Ein großes gesellschaftliches Problem ist die Kinderarmut, verbunden mit dem Ausschluss von Bildung. Aus armen Kindern werden arme Erwachsene. Zukunftslosigkeit reproduziert sich selbst. 2,5 Mio. Minderjährige in Deutschland, davon 540.000 in NRW, leben unterhalb der Armutsgrenze. Die Landesregierung sorgt durch ihre Politik dafür, dass die armen Kinder unter sich bleiben. Durch die Aufhebung der Schulgrenzbezirke entstehen landesweit privilegierte und unterprivilegierte Schulen. Diese Entwicklung wirkt sich fatal auf die soziale Balance der Städte und Gemeinde aus. Anstelle der versprochenen 1.000 neuen Lehrerstellen werden in NRW nur 250 geschaffen. Der Rheinisch-Bergische Kreis erhält so effektiv gerade zwei zusätzliche Lehrerstellen, wie Helene Hammelrath durch eine Kleine Anfrage im Landtag erfahren hat.

Die SPD im Land verfolgt in der Schulpolitik eine klare Linie. Sie will gemeinsamen Unterricht für alle Kinder bis zur sechsten Klasse durchsetzen sowie ein flächendeckendes Angebot an Ganztagsschulen schaffen. Die Betreuung für noch nicht schulpflichtige Kinder muss erheblich ausgebaut werden. Die Elternbeiträge für Kindertagesstätten gehören langfristig ganz abgeschafft.

Als positives Beispiel für Elternengagement angesichts des unverantwortlichen Sparkurses der Landesregierung bei der Kinderbetreuung nannte Hammelrath die neu gegründete Elterninitiative in Kürten.

Heute gibt es Familien, die in der dritten Generation in chronischer Arbeitslosigkeit leben. Die Landesregierung legt immer neue Programme für verschiedene Gruppen von Arbeitslosen auf, ohne sie solide zu finanzieren. So werden begonnene Programme willkürlich wieder eingestellt, um Mittel für medienwirksame neue Arbeitsmarktmaßnamen zu gewinnen.

Neben der gesellschaftlichen Isolation von armen Menschen steht angesichts der aktuellen Landespolitik zu befürchten, dass es z. B. durch die Freigabe der Ladenöffnungszeiten und durch den Verkauf der landeseigenen Wohnungen in den Städten und Gemeinden auch immer mehr zu einem Gefälle zwischen reichen und armen Wohngegenden kommen wird. Die SPD-Abgeordnete warnte in diesem Zusammenhang eindringlich vor einer Ghettoisierung.

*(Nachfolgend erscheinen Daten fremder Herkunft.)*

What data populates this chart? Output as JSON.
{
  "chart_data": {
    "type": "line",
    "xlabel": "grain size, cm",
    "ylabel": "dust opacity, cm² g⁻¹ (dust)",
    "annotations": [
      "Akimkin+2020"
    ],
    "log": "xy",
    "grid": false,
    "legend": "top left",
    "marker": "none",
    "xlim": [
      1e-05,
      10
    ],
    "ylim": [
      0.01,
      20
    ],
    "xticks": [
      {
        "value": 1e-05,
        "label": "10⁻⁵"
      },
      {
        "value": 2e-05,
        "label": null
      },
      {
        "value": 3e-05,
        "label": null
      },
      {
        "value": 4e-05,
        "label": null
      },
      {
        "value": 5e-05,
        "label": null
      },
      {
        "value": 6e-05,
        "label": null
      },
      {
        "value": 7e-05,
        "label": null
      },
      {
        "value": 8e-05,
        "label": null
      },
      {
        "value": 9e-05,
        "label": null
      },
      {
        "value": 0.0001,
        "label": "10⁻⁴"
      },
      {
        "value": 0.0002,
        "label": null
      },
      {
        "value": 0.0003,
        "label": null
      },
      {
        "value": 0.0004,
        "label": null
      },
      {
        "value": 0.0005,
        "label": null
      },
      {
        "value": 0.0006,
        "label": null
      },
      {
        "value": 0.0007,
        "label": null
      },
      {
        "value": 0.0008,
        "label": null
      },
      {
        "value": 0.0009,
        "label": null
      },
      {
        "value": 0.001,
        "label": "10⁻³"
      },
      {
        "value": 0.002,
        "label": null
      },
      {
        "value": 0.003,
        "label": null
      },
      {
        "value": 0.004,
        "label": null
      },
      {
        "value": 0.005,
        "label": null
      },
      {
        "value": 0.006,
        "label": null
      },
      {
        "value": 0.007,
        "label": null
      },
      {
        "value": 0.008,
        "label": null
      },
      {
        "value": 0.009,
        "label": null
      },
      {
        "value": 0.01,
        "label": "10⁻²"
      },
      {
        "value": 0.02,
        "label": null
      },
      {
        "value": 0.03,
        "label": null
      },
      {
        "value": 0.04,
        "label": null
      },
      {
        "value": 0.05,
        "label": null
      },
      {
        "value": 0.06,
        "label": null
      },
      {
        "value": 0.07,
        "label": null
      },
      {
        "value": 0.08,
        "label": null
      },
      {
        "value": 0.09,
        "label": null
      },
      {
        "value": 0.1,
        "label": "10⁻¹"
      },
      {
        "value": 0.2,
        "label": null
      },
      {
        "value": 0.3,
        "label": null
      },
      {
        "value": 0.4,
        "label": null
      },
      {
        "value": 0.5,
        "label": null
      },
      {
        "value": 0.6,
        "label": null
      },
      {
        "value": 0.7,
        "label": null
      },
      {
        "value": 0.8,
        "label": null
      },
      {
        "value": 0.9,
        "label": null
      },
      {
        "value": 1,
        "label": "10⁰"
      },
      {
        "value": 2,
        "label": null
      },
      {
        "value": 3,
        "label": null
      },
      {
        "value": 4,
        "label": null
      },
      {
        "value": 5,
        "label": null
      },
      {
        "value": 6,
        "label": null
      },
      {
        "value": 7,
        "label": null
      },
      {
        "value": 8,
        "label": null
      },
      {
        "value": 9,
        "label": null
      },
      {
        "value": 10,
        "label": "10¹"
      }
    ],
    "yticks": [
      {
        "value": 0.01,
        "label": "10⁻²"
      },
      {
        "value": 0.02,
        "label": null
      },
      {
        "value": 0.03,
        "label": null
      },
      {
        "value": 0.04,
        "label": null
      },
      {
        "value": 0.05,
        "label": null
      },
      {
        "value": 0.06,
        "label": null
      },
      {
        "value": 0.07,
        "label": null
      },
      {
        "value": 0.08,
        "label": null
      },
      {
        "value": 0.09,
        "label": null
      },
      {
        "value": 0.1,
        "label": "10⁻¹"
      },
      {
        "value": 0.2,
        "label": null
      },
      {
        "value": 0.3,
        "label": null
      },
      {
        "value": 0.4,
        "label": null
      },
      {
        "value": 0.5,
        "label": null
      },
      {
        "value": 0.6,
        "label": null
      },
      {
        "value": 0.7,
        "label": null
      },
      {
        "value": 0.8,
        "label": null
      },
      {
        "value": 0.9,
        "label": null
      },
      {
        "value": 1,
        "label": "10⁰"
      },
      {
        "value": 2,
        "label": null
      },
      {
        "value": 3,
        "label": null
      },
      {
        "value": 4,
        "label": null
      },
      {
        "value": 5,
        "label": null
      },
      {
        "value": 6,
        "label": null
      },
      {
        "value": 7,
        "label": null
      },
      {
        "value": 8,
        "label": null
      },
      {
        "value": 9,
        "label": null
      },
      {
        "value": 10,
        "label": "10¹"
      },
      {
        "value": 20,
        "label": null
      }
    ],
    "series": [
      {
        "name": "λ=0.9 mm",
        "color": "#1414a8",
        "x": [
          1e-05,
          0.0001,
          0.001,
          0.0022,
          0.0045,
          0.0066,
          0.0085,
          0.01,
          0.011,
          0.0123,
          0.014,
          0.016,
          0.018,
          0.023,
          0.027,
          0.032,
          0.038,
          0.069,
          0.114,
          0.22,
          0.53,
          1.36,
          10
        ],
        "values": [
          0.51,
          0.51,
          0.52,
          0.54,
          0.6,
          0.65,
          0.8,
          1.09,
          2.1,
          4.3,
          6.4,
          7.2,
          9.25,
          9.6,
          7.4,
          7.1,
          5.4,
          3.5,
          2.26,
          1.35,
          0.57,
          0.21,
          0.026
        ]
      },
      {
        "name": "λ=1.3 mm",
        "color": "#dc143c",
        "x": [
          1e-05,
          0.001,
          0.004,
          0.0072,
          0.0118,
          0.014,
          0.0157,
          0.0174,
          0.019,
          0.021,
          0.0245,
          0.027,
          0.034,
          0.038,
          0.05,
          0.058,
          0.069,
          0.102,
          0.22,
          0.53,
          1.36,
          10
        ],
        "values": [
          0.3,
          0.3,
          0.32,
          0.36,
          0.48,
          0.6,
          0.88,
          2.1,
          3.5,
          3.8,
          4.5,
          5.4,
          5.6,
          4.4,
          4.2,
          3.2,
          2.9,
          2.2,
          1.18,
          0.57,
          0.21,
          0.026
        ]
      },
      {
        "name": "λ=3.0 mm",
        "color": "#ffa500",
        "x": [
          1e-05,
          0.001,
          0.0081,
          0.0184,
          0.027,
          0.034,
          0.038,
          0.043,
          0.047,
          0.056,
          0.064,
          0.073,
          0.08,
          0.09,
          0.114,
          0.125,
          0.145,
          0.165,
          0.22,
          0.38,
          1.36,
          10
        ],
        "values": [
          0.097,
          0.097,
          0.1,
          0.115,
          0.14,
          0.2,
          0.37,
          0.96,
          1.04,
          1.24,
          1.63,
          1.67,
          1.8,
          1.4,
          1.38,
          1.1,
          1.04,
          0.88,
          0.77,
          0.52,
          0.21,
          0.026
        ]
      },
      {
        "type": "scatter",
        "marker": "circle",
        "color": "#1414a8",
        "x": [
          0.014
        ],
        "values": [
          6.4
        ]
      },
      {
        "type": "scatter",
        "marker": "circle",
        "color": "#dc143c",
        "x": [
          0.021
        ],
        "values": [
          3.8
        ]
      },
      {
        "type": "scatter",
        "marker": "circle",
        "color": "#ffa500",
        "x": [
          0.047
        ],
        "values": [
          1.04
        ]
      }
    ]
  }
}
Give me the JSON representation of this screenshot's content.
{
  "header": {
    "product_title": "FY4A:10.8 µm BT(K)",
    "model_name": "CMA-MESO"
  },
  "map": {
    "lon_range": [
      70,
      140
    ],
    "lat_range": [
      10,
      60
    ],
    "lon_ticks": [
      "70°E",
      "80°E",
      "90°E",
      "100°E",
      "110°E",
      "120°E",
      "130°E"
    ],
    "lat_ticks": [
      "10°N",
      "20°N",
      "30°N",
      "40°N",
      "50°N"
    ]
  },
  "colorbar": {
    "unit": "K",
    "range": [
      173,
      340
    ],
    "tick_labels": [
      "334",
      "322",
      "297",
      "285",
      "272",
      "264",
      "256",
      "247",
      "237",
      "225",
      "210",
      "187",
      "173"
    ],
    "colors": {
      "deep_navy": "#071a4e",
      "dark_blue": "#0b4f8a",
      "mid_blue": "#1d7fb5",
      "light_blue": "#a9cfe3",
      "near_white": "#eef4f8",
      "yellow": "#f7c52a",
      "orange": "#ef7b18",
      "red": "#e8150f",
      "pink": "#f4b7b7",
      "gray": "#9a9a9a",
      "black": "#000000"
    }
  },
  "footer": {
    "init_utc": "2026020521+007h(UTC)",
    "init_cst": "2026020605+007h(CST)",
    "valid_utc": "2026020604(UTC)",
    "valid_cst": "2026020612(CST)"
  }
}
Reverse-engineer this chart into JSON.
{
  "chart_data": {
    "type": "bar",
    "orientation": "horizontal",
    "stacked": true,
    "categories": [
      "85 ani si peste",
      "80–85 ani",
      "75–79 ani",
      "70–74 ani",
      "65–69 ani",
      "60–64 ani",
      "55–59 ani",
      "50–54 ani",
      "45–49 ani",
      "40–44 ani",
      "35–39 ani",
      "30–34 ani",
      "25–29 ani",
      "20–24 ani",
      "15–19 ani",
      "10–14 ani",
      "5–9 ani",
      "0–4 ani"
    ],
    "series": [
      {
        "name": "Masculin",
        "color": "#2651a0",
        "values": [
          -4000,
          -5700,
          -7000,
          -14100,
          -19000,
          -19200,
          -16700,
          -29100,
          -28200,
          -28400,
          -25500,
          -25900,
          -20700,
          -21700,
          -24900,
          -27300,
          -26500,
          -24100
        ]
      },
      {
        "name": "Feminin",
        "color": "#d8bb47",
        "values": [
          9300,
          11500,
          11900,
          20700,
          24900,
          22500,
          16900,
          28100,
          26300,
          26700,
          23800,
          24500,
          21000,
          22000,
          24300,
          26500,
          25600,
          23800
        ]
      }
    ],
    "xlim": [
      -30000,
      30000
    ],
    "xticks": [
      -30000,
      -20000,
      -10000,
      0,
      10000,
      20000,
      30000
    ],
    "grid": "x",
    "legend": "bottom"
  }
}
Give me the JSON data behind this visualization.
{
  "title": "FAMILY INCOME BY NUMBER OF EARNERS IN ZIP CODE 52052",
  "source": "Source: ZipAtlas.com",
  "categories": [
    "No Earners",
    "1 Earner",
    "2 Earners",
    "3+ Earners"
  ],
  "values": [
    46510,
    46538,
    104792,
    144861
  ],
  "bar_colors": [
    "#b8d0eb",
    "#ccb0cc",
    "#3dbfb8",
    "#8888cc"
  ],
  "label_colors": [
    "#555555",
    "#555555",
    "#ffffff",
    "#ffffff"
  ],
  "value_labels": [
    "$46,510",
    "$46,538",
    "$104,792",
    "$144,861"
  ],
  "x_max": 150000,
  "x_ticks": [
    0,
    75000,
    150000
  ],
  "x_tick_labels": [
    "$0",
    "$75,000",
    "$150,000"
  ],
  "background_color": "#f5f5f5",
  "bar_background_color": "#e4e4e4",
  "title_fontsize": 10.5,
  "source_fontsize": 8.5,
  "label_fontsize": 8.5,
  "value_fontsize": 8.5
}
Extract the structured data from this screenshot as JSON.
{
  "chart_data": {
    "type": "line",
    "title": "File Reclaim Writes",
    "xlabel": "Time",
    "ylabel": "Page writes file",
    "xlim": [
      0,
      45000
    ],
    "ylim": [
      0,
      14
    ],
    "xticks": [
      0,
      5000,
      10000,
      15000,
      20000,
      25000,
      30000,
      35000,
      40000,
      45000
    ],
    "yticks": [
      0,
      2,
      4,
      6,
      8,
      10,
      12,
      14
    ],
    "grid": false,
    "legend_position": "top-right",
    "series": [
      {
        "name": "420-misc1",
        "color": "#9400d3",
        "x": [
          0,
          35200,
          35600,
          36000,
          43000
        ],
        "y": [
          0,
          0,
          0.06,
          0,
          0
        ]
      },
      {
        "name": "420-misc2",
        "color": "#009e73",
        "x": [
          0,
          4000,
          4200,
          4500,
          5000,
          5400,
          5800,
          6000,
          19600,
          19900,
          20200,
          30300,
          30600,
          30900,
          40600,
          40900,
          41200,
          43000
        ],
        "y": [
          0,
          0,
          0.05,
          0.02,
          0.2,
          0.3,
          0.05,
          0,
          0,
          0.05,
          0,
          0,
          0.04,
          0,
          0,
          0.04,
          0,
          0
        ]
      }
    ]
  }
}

Hammelrath rief dazu auf, sich gegen die sozialen Einschnitte im Land zu wehren. Alleine die Oppositionspolitik im Landtag genügt nicht; entschlossener Widerstand von vielen Betroffenen ist notwendig und kommt auch bei der Landesregierung an.

Nach einer angeregten Diskussion über das Referat zog SPD-Ortsvereinsvorsitzender Peter Musiala eine Zwischenbilanz: "Ein Umsteuern in der Landes- und Bundespolitik ist dringend notwendig. Der SPD-Ortsverein Kürten wird sich mit diesem Thema weiter befassen. Mit Helene Hammelrath haben wir eine starke Fürsprecherin für die sozialen Belange!"